Les peintures exposées au Rijksmuseum permettent au visiteur de découvrir un panorama étendu de l’histoire de l’art, mais aussi de nombreuses facettes de la vie, joyeuses ou sordides. Le tableau qui suit nous présente une scène dégradante des vices humains. C’est Le couple ivre, œuvre de Jan Havickszoon Steen.

C’est le même artiste qui a réalisé cette peinture de La femme malade.

J’aime particulièrement le ciel tourmenté de ce Paysage d’hiver, peint par Jacob Isaackszoon van Ruisdael.

En traduisant le titre du tableau suivant – Vue de Haarlem du nord-ouest, avec les champs de blanchiment au premier plan, du même Jacob Isaackszoon van Ruisdael – je suis restée perplexe à cause du terme « blanchiment ». Alors, bien sûr, comme je suis curieuse, j’ai cherché à savoir à quoi cela faisait référence et j’ai trouvé un article de Wikipédia sur le blanchiment des textiles qui se pratiquait un peu partout et particulièrement à Haarlem.
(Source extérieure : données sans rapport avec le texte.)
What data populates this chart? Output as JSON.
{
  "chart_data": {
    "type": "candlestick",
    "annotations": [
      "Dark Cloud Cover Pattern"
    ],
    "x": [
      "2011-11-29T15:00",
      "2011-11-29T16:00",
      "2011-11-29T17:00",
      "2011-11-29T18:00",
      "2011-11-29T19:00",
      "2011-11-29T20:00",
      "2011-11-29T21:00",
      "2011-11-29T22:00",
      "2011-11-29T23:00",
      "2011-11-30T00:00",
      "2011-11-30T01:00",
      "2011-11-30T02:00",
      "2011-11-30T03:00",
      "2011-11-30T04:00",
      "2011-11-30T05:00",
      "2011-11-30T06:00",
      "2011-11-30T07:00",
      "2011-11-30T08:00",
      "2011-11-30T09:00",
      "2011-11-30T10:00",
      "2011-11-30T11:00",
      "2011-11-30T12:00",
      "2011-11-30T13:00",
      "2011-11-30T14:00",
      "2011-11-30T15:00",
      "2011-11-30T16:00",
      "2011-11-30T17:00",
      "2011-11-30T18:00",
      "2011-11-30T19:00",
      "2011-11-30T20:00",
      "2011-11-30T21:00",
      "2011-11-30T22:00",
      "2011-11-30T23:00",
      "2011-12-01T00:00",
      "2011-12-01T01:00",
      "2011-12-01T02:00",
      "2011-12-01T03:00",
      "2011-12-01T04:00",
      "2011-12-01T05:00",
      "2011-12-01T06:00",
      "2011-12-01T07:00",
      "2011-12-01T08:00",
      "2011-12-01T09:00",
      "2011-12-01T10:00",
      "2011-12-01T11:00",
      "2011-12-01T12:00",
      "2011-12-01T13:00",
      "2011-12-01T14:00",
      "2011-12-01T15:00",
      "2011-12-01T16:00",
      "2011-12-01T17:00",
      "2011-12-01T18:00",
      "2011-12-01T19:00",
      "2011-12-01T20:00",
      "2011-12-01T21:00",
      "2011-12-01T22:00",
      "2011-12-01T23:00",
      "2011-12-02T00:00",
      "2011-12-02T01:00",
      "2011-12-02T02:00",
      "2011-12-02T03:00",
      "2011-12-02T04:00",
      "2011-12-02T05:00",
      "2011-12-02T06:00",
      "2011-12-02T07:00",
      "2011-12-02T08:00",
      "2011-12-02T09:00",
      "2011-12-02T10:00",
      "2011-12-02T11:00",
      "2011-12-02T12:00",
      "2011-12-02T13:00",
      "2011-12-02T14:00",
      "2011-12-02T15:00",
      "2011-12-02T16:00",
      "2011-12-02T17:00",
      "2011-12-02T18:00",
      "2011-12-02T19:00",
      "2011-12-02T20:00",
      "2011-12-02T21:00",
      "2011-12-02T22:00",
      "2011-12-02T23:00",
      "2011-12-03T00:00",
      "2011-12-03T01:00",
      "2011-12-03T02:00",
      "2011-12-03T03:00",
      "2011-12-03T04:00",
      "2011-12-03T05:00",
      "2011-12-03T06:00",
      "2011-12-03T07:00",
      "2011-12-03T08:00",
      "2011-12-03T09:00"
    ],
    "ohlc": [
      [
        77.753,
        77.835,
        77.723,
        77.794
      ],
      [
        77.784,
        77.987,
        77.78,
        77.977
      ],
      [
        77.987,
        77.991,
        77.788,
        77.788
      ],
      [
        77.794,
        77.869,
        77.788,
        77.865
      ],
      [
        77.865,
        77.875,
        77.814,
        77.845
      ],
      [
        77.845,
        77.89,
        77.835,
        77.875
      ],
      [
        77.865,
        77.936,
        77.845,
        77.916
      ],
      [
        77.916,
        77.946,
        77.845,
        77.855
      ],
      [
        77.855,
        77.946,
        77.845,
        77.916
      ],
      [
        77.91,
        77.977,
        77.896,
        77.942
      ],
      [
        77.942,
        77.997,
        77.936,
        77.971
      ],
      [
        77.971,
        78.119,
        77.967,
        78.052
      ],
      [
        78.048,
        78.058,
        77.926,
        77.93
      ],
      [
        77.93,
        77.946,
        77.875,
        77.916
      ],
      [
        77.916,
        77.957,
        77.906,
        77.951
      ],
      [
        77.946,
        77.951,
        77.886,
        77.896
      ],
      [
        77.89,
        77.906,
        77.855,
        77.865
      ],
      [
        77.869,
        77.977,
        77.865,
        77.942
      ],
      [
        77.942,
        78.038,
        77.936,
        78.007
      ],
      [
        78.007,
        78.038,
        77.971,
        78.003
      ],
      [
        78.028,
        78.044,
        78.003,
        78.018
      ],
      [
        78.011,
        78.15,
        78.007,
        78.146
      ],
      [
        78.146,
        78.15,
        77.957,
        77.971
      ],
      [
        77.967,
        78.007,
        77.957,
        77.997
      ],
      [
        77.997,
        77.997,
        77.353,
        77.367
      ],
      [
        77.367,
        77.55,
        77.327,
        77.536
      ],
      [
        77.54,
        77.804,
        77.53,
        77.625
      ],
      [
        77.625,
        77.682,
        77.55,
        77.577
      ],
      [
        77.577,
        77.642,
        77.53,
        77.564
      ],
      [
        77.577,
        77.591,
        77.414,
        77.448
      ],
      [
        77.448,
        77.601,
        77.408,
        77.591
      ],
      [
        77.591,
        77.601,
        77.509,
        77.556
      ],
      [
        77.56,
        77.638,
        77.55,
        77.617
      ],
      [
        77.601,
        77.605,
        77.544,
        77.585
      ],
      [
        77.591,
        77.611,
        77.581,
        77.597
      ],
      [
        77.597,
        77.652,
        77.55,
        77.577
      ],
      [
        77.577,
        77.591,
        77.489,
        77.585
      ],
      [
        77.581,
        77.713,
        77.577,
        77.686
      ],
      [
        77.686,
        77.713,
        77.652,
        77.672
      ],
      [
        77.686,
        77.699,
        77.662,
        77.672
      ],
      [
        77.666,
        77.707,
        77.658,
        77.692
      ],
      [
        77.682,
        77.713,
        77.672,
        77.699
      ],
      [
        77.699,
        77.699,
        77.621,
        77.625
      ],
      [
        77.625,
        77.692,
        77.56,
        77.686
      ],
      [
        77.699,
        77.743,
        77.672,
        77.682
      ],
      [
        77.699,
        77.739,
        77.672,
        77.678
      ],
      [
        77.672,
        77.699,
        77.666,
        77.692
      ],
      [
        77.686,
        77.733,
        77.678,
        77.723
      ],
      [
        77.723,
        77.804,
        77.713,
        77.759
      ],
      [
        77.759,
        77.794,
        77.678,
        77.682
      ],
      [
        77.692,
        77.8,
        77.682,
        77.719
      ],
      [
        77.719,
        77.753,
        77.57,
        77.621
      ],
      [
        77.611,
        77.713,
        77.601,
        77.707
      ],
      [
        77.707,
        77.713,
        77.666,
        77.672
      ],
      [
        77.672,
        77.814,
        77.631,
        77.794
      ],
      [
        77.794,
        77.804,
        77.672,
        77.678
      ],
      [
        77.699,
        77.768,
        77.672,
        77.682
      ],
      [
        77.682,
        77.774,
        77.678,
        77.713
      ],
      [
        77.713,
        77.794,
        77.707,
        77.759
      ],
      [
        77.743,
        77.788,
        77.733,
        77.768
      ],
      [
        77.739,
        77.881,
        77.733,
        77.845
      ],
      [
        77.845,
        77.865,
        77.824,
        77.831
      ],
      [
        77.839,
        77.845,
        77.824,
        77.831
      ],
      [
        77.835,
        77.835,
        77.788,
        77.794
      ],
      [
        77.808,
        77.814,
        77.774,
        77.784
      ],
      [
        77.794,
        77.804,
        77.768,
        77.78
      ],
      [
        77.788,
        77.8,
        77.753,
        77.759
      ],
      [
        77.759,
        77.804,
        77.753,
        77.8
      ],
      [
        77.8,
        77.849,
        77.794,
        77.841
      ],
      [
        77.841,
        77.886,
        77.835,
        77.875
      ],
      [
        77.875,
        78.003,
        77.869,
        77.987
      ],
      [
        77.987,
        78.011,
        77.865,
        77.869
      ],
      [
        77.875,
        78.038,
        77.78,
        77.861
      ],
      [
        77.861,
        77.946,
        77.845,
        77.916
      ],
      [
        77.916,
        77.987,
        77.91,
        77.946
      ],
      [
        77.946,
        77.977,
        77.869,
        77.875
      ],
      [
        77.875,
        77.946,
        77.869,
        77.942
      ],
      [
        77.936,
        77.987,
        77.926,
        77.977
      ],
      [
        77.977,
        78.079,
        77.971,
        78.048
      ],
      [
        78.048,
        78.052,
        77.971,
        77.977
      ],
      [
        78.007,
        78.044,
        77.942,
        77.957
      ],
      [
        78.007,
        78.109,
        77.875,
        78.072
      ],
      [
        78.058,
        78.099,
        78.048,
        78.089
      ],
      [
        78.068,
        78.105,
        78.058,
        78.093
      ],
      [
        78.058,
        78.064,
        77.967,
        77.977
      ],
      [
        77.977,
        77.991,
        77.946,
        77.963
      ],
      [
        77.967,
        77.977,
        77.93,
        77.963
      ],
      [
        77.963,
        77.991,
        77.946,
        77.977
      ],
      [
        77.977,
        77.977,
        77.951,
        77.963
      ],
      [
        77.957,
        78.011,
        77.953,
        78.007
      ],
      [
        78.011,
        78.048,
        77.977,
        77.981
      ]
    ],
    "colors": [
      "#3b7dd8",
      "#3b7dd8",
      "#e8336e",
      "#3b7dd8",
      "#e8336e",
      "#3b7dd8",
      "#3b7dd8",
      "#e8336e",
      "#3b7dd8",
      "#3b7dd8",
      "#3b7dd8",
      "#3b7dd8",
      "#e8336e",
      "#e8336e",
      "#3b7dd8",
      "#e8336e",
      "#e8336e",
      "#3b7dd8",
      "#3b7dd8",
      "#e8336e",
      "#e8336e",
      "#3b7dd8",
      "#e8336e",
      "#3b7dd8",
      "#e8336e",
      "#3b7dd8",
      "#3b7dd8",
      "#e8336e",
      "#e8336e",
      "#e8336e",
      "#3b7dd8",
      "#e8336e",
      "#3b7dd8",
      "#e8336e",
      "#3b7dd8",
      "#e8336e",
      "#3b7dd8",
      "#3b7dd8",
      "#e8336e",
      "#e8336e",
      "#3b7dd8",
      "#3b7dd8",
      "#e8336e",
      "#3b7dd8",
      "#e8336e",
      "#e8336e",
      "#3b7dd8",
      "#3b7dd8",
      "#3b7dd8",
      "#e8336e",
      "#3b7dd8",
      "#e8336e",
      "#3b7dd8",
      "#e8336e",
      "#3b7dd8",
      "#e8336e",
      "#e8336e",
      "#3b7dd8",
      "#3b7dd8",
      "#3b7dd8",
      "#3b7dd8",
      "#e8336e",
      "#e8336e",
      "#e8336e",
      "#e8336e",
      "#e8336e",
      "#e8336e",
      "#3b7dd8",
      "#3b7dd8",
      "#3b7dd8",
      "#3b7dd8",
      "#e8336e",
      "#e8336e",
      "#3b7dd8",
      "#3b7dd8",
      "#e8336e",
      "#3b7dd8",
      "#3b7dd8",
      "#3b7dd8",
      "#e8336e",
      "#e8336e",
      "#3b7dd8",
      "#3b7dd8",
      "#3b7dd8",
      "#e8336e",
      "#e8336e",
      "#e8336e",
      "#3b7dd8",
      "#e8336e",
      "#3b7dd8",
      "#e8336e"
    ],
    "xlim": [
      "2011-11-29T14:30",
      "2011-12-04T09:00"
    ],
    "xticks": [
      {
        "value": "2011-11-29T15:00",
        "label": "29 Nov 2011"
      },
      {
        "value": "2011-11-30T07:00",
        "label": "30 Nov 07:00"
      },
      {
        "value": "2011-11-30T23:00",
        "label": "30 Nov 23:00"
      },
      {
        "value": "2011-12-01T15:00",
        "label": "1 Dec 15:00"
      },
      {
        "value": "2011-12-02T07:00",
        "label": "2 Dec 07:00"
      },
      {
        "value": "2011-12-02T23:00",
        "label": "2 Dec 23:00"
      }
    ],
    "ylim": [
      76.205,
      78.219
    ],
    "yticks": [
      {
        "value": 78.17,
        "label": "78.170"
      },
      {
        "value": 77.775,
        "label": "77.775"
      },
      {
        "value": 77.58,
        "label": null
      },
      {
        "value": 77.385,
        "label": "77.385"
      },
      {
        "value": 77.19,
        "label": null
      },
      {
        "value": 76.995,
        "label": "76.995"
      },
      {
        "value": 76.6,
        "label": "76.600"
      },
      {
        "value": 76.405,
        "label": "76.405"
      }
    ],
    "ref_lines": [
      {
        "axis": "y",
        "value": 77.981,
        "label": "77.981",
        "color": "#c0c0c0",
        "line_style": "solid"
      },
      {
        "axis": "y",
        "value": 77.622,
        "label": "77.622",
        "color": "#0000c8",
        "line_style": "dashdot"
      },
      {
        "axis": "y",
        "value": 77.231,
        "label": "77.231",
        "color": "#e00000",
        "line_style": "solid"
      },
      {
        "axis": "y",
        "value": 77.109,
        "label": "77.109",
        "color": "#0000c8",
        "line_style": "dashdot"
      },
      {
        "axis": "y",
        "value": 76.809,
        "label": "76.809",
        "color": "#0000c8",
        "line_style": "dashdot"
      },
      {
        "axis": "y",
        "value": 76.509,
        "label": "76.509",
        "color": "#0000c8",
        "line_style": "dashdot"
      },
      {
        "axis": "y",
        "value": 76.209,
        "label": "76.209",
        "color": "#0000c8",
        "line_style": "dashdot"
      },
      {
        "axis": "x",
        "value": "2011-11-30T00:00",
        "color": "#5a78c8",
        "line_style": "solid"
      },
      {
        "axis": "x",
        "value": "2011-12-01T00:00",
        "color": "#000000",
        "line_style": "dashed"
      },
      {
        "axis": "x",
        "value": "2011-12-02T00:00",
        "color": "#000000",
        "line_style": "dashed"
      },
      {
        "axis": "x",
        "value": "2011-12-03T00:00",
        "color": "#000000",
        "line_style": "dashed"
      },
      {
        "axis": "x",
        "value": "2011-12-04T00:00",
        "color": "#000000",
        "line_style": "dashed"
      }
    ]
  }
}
C’est toujours le même artiste qui a peint Le moulin à vent à Wijk bij Duurstede. Encore une fois, le regard est attiré par ce ciel mouvant et lumineux.

Après les moulins à vent, voici Un moulin à eau, peint par Meindert Hobbema.

On change de style avec cet Autoportrait, de Ferdinand Bol.

Le tableau suivant – Compagnie de milice du district VIII sous le commandement du capitaine Roelof Bicker, par Bartholomeus van der Helst, est de taille imposante. Il était impossible de faire une seule photo pour le présenter. J’en ai donc fait quatre que je vous propose de regarder en diaporama.

La ronde de nuit de Rembrandt était en pleine restauration lors de notre visite. La machine que l’on voit ici permet ce travail. Vous pouvez regarder une vidéo qui présente cette opération.

Voici une copie de ce célèbre tableau de Rembrandt. C’est à Gerrit Lundens que l’on doit cette réalisation.

Pour cette série de portraits, je n’ai pas noté de références. Il y avait tant à voir !

Voici d’autres peintures pour lesquelles je n’ai pas fait de recherches. Pour chaque scène, il faudrait passer beaucoup de temps. Reportez-vous au site du musée où vous pouvez faire de nombreuses découvertes.

J’ai un faible pour cette œuvre singulière représentant deux personnages mythologiques : Satyre et nymphe, de Gerard van Honthorst.

Et pour terminer cet article – mais non pas notre visite du musée – voici Lot et ses filles, peinture de Hendrick Goltzius.